Dominante Marktmacht
Das Urteil reiht sich ein in eine Reihe langwieriger Untersuchungen der Europäischen Union zur Marktmacht großer Technologieunternehmen. Google wurde in den vergangenen Jahren bereits mehrfach mit Milliardenstrafen wegen Verstößen gegen die europäischen Wettbewerbsregeln belegt. Zudem laufen weitere Untersuchungen zur Geschäftspraxis großer digitaler Plattformen.
Mittlerweile verfügt die Europäische Union auch über neue Gesetzgebungen, mit denen große Online-Plattformen strengeren Regeln unterworfen werden. Diese sollen verhindern, dass Unternehmen mit dominanter Marktposition ihre eigenen Dienste bevorzugen oder Wettbewerber ausschließen. Dadurch können Aufsichtsbehörden früher eingreifen als ausschließlich über langwierige Wettbewerbsverfahren.

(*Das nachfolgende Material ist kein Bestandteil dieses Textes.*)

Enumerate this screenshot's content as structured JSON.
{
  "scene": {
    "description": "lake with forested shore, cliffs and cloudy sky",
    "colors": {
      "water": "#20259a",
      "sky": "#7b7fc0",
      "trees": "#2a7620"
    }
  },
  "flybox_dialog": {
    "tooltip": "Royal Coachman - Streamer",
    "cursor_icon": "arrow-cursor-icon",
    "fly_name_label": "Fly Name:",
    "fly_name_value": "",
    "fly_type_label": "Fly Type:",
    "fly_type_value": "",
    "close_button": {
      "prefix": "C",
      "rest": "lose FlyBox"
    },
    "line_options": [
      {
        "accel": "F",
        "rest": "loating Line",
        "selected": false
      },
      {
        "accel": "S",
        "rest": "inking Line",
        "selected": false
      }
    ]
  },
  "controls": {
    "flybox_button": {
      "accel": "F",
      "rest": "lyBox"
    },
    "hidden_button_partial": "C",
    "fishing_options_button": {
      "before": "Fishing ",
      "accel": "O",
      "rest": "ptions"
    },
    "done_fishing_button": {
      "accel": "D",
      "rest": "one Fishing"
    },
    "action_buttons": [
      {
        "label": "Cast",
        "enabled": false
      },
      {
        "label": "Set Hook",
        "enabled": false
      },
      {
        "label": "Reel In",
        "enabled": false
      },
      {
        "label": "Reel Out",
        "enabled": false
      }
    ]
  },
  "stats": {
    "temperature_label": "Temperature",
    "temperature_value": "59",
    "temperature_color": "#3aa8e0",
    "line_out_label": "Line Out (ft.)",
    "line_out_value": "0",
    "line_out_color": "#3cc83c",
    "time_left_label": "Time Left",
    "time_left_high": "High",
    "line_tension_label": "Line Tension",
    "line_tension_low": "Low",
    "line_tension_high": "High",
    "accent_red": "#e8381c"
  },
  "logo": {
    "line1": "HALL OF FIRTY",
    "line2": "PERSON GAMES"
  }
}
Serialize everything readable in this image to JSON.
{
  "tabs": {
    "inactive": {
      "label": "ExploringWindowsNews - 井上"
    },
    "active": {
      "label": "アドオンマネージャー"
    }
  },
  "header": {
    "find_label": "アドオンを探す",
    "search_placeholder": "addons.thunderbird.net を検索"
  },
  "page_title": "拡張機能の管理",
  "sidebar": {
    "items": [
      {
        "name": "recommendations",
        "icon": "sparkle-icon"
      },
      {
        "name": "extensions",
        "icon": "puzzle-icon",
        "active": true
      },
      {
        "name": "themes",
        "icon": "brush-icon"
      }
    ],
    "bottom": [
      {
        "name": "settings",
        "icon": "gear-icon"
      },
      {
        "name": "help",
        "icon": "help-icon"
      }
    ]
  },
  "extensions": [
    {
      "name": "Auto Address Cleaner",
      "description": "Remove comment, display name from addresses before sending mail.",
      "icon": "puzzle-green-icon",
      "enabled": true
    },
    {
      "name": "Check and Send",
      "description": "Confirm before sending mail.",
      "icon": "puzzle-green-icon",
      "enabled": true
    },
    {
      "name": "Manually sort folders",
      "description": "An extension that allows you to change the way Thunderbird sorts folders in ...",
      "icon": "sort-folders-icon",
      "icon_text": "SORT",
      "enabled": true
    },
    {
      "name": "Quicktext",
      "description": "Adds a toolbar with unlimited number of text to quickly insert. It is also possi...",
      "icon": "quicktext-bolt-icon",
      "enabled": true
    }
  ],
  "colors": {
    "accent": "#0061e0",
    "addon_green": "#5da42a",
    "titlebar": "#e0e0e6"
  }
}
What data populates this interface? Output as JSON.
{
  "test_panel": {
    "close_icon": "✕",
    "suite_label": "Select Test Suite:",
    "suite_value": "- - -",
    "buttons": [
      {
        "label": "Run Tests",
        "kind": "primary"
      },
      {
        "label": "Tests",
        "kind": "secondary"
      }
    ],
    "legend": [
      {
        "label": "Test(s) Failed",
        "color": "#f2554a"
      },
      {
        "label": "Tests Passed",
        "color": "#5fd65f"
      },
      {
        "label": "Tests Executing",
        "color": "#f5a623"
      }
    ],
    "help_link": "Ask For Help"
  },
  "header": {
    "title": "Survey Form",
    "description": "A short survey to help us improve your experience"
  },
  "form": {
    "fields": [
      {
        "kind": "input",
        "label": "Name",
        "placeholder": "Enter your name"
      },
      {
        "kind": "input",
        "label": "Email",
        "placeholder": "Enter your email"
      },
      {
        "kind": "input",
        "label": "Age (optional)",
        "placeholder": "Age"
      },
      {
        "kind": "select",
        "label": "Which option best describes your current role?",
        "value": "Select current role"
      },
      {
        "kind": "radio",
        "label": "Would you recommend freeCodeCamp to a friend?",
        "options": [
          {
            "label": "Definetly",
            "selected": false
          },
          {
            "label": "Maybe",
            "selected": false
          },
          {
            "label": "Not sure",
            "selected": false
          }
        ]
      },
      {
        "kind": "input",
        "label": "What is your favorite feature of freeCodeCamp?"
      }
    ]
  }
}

Das Urteil unterstreicht, dass die europäische Justiz den wettbewerbspolitischen Ansatz der Europäischen Kommission vollumfänglich unterstützt. Damit bleibt eine der höchsten Strafen in der Geschichte Europas bestehen und die europäische Politik gegenüber den größten Technologieunternehmen erhält erneut eine starke juristische Bestätigung.